Wpis z mikrobloga

#anonimowemirkowyznania
Wstyd mi przyznać, ale ostatnio nawiedziła mnie fala pecha i musiałam na szybko wynająć nowy pokój, zapłacić zaliczkę i nie stać mnie było na życie, i zastawiłam w lombardzie jedyną rzecz na której mi zależało aparat #przegryw
Myślałam, że wypłata będzie lepsza, niestety nie udało się. Po opłaceniu rachunków, rat, zakupu leków i co najlepsze jednych zakupów spożywczych, okazało się, że mnie nie stać ani na życie ani na wykup #bieda
Od kilku miesięcy lecze się na depresje, i ten aparat to jedyna rzecz jaką sprawia mi radość. Próbowałam już wszystkiego, bezskutecznie. Zostało mi 15 dni na wykup. Pomożecie?

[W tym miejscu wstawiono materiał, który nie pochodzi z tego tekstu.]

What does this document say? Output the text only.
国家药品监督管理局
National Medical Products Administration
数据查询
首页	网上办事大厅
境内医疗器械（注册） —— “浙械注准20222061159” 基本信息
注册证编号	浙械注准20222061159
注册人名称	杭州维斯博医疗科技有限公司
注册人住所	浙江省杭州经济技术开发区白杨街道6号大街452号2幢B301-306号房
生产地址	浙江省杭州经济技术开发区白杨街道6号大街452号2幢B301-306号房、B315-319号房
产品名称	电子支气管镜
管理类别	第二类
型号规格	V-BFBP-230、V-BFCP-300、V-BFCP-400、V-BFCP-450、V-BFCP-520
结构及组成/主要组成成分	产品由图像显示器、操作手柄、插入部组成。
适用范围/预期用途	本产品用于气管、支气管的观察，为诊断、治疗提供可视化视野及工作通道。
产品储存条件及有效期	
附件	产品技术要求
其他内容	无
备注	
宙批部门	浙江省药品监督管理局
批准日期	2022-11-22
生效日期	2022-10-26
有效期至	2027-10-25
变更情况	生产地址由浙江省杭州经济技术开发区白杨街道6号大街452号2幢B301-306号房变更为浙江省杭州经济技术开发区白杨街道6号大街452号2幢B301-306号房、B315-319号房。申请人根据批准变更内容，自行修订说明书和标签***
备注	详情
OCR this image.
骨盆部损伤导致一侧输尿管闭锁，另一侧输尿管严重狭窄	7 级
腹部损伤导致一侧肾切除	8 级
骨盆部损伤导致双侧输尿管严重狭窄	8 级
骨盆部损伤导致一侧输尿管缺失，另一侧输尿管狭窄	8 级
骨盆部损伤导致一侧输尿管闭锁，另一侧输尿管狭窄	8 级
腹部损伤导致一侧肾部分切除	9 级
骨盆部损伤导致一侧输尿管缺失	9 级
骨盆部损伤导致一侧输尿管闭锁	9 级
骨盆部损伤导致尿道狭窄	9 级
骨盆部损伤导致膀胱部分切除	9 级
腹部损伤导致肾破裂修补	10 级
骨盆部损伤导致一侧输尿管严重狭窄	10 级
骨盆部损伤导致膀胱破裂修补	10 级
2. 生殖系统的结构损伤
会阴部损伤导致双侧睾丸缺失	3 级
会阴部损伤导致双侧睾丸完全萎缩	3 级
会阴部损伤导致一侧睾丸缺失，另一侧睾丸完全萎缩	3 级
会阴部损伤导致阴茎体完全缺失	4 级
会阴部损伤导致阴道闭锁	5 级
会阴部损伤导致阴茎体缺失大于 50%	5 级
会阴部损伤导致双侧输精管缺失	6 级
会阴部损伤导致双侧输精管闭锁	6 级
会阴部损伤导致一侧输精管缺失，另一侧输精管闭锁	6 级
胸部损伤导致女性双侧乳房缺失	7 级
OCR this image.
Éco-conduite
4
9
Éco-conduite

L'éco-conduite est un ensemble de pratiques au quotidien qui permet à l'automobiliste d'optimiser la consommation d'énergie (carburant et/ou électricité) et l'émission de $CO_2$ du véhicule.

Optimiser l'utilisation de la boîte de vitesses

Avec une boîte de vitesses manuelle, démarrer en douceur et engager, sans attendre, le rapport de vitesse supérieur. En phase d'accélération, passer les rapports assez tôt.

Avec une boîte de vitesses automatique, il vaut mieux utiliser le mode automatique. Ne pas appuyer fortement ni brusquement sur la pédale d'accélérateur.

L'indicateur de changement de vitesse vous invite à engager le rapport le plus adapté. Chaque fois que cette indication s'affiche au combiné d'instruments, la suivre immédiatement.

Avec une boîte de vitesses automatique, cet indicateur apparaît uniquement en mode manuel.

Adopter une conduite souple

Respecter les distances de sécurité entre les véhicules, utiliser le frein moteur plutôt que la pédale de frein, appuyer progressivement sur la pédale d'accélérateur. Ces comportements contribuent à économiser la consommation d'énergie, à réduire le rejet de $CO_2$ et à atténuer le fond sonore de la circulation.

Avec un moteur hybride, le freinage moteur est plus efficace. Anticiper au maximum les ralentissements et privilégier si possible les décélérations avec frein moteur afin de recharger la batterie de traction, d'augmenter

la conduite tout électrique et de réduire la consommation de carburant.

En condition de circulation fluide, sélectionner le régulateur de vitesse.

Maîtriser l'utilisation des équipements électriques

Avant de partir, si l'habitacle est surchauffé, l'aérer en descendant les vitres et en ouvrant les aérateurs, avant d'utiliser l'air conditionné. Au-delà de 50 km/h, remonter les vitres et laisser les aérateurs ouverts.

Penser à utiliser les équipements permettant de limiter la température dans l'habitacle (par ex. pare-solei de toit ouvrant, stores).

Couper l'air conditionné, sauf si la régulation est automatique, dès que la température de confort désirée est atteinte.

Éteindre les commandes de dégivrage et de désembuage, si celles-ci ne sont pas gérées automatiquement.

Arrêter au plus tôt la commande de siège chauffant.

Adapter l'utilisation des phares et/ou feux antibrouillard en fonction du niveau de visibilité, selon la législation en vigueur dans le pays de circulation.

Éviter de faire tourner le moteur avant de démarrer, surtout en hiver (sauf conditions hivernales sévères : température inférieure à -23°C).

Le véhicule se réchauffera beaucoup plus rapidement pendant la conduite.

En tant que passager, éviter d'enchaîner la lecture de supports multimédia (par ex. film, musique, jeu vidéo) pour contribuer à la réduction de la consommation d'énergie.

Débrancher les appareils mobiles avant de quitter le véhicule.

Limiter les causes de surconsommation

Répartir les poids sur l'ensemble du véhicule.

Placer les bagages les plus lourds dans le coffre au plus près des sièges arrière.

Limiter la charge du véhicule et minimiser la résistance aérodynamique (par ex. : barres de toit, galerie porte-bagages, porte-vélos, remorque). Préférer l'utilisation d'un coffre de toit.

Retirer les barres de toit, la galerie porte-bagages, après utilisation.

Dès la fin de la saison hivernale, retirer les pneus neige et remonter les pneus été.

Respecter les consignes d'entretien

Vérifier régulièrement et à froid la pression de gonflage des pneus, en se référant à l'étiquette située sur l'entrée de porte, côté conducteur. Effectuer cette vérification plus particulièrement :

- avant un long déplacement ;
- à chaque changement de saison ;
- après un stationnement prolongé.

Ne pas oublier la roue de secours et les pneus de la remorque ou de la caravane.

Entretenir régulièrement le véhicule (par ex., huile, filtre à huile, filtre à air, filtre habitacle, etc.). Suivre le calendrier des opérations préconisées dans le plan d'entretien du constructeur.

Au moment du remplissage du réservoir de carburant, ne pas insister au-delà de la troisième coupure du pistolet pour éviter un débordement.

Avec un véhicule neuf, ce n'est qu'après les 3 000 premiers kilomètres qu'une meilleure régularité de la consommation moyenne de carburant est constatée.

#pomocy #depresja #pomagaj #pomagajzwykopem
https://zrzutka.pl/zg6web

Kliknij tutaj, aby odpowiedzieć w tym wątku anonimowo
Kliknij tutaj, aby wysłać OPowi anonimową wiadomość prywatną
Post dodany za pomocą skryptu AnonimoweMirkoWyznania ( https://mirkowyznania.eu ) Zaakceptował: Eugeniusz_Zua
Dodatek wspierany przez: Wyjazdy studenckie
  • 24
@AnonimoweMirkoWyznania Weź się za pracę. Jeśli pracujesz i jeszcze ci nie wystarcza to ją zmień. A jeśli nie chcesz zmieniać to zatrudnij się dodatkowo w jakimś klubie /barze na weekendowe nocki. Z takiego czegoś wyciagniesz 150 dniówki. 5 nocek i aparat wraca...
Ludzie. Myślcie i kombinujcie i dajcie coś od siebie.